Today a colleague approached with an interesting problem. The SharePoint farm consist of two server, which both serve as a web frontend server. One of the two acts as the application server. When he opens a specific site collection, the first SharePoint node returns the page as expected, the other node however just returns a 404.
First looks into the problem
As usual I fire up my ULS log viewer and start collecting information from the farm. Because I know how to reproduce the error I simply need to filter the message column for the site collection Uri that returns the 404 error. Knowing the timestamp when the 404 page was requested and filtering the ULS log, finding the correlation id that recorded the event is a piece of cake.
The findings in the ULS log didn’t give away a lot of information:
Could not create the site from the context An unexpected error occurred while toggling web parts for https:///sites/5 site. Error: System.NullReferenceException: Object reference not set to an instance of an object. at Microsoft.SharePoint.SPSite.get_SqlSession() at Microsoft.SharePoint.SPFeatureCollection.EnsureFeaturesData() at Microsoft.SharePoint.SPFeatureCollection.get_Item(Guid featureId) at custom.Services.customSettingsService.EnsureBackupListFeature(SPSite site) at custom.Services.customSettingsService.ToggleWebParts(SPSite site, List`1 selectedWebParts, Boolean featureReceiverCall) --> custom.Commands.Exceptions.IPIException: An unexpected error occurred while toggling web parts for https:// /sites/5 site. Error: System.NullReferenceException: Object reference not set to an instance of an object. at Microsoft.SharePoint.SPSite.get_SqlSession() at Microsoft.SharePoint.SPFeatureCollection.EnsureFeaturesData() at Microsoft.SharePoint.SPFeatureCollection.get_Item(Guid featureId) at custom.Services.customSettingsService.EnsureBackupListFeature(SPSite site) at custom.Services.customSettingsService.ToggleWebParts(SPSite site, List`1 selectedWebParts, Boolean featureReceiverCall)

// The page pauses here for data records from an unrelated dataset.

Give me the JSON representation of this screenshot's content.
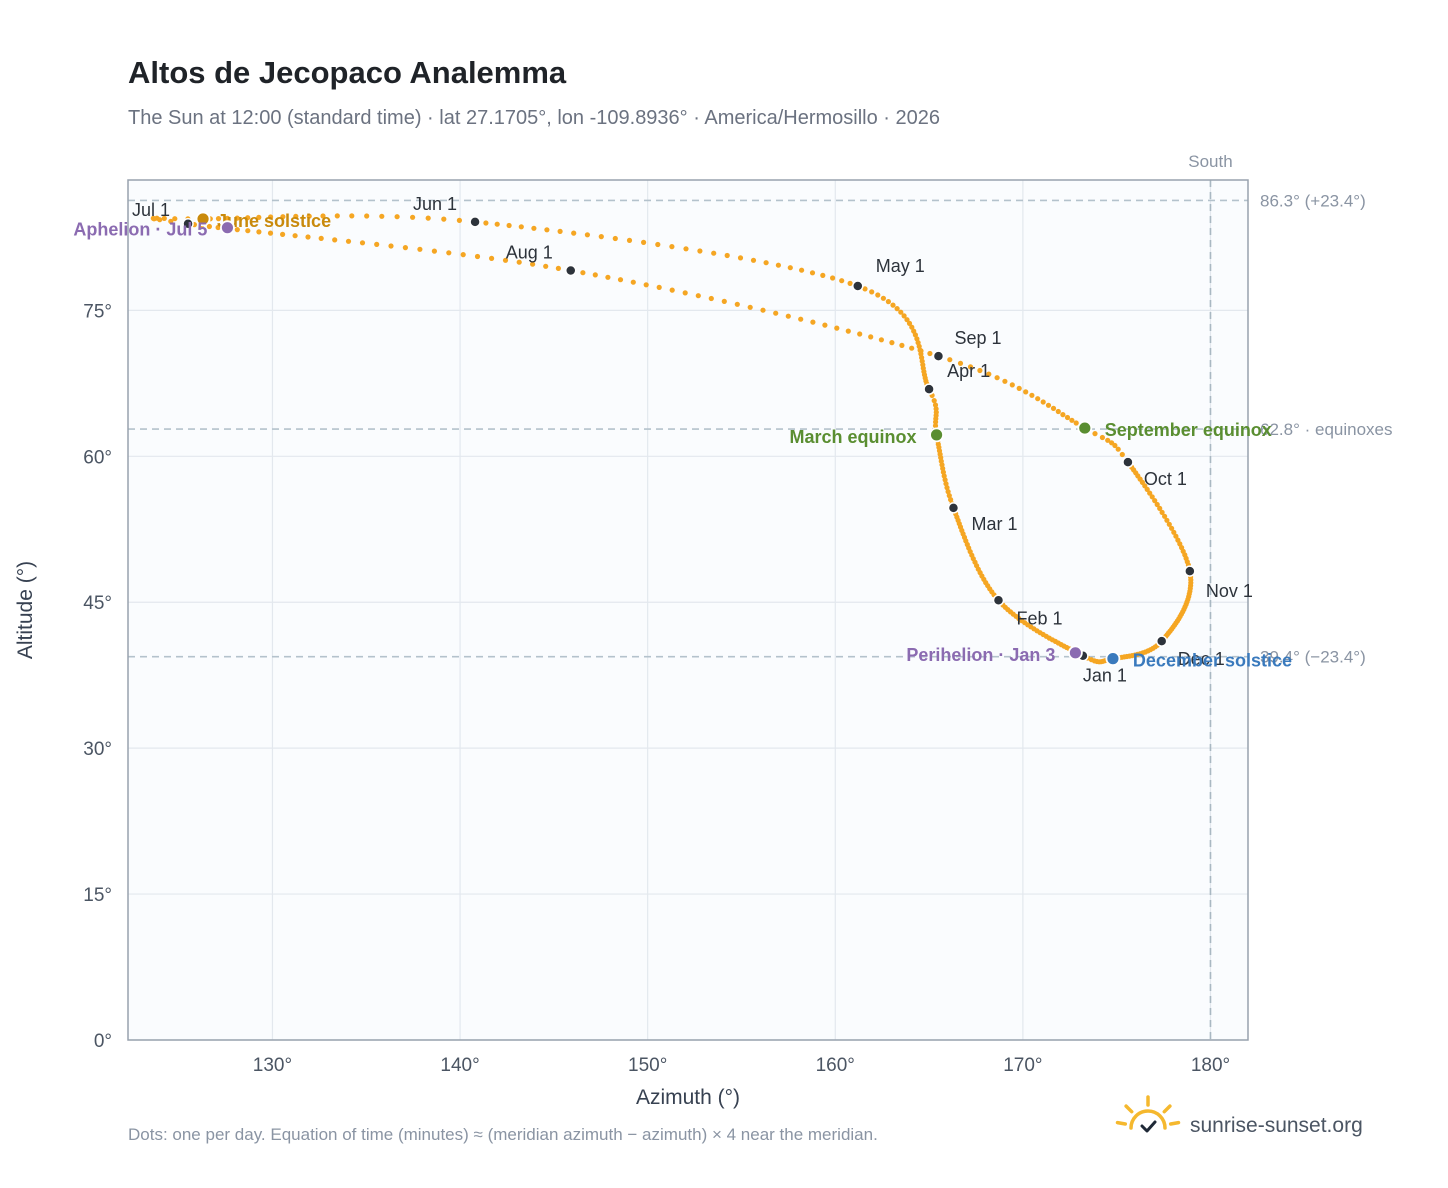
{
  "chart_data": {
    "type": "scatter",
    "title": "Altos de Jecopaco Analemma",
    "subtitle": "The Sun at 12:00 (standard time) · lat 27.1705°, lon -109.8936° · America/Hermosillo · 2026",
    "xlabel": "Azimuth (°)",
    "ylabel": "Altitude (°)",
    "xlim": [
      122.3,
      182.0
    ],
    "ylim": [
      0,
      88.4
    ],
    "x_ticks": [
      {
        "value": 130,
        "label": "130°"
      },
      {
        "value": 140,
        "label": "140°"
      },
      {
        "value": 150,
        "label": "150°"
      },
      {
        "value": 160,
        "label": "160°"
      },
      {
        "value": 170,
        "label": "170°"
      },
      {
        "value": 180,
        "label": "180°"
      }
    ],
    "y_ticks": [
      {
        "value": 0,
        "label": "0°"
      },
      {
        "value": 15,
        "label": "15°"
      },
      {
        "value": 30,
        "label": "30°"
      },
      {
        "value": 45,
        "label": "45°"
      },
      {
        "value": 60,
        "label": "60°"
      },
      {
        "value": 75,
        "label": "75°"
      }
    ],
    "grid": true,
    "south_line": {
      "azimuth": 180,
      "label": "South"
    },
    "reference_lines": [
      {
        "altitude": 86.3,
        "label": "86.3° (+23.4°)"
      },
      {
        "altitude": 62.8,
        "label": "62.8° · equinoxes"
      },
      {
        "altitude": 39.4,
        "label": "39.4° (−23.4°)"
      }
    ],
    "series_color": "#f5a623",
    "marker_color": "#2d333b",
    "month_points": [
      {
        "label": "Jan 1",
        "x": 173.2,
        "y": 39.5
      },
      {
        "label": "Feb 1",
        "x": 168.7,
        "y": 45.2
      },
      {
        "label": "Mar 1",
        "x": 166.3,
        "y": 54.7
      },
      {
        "label": "Apr 1",
        "x": 165.0,
        "y": 66.9
      },
      {
        "label": "May 1",
        "x": 161.2,
        "y": 77.5
      },
      {
        "label": "Jun 1",
        "x": 140.8,
        "y": 84.1
      },
      {
        "label": "Jul 1",
        "x": 125.5,
        "y": 83.9
      },
      {
        "label": "Aug 1",
        "x": 145.9,
        "y": 79.1
      },
      {
        "label": "Sep 1",
        "x": 165.5,
        "y": 70.3
      },
      {
        "label": "Oct 1",
        "x": 175.6,
        "y": 59.4
      },
      {
        "label": "Nov 1",
        "x": 178.9,
        "y": 48.2
      },
      {
        "label": "Dec 1",
        "x": 177.4,
        "y": 41.0
      }
    ],
    "events": [
      {
        "label": "June solstice",
        "x": 126.3,
        "y": 84.4,
        "color": "#c98a0c"
      },
      {
        "label": "Aphelion · Jul 5",
        "x": 127.6,
        "y": 83.5,
        "color": "#8b6bb1"
      },
      {
        "label": "March equinox",
        "x": 165.4,
        "y": 62.2,
        "color": "#5a8e31"
      },
      {
        "label": "September equinox",
        "x": 173.3,
        "y": 62.9,
        "color": "#5a8e31"
      },
      {
        "label": "Perihelion · Jan 3",
        "x": 172.8,
        "y": 39.8,
        "color": "#8b6bb1"
      },
      {
        "label": "December solstice",
        "x": 174.8,
        "y": 39.2,
        "color": "#3a7abd"
      }
    ]
  },
  "footer": {
    "note": "Dots: one per day. Equation of time (minutes) ≈ (meridian azimuth − azimuth) × 4 near the meridian.",
    "brand": "sunrise-sunset.org"
  },
  "logo": {
    "icon": "sun-check-icon",
    "color": "#f5b82e",
    "check_color": "#1f2937"
  }
}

Well, luckily Windows also has the Event log that might give some interesting information. It’s always a good idea to check all event logs from all servers in the SharePoint Farm. And there were 3 entries that had the same timestamp as my ULS event.
An exception occurred when trying to issue security token: The server was unable to process the request due to an internal error. Event Id: 8306
Now that’s something to work with. As it seems, the web frontend server cannot render the aspx page because the application server had trouble to issue the security token. So I open the SecurityTokenServiceApplication web services in a browser with TLS via https:// on both server.
One of requests has a valid certificate, the other server does not. This isn’t right because the service should be signed by the SharePoint Farm certificate.
Squishing the pesky little bug
Opening a MMC console and connecting to the machine certificate store, I can’t find the SharePoint Root Authority certificate in the Trusted Root Certification Authorities store. To fix the issue I simply export the certificate from the other Farm member and import it to the server with the missing certificate.
The SharePoint services didn’t pick up the changes right away so I restarted the Farm members with and iisreset.exe. After the restart the service was authenticated and the other servers could use the service again.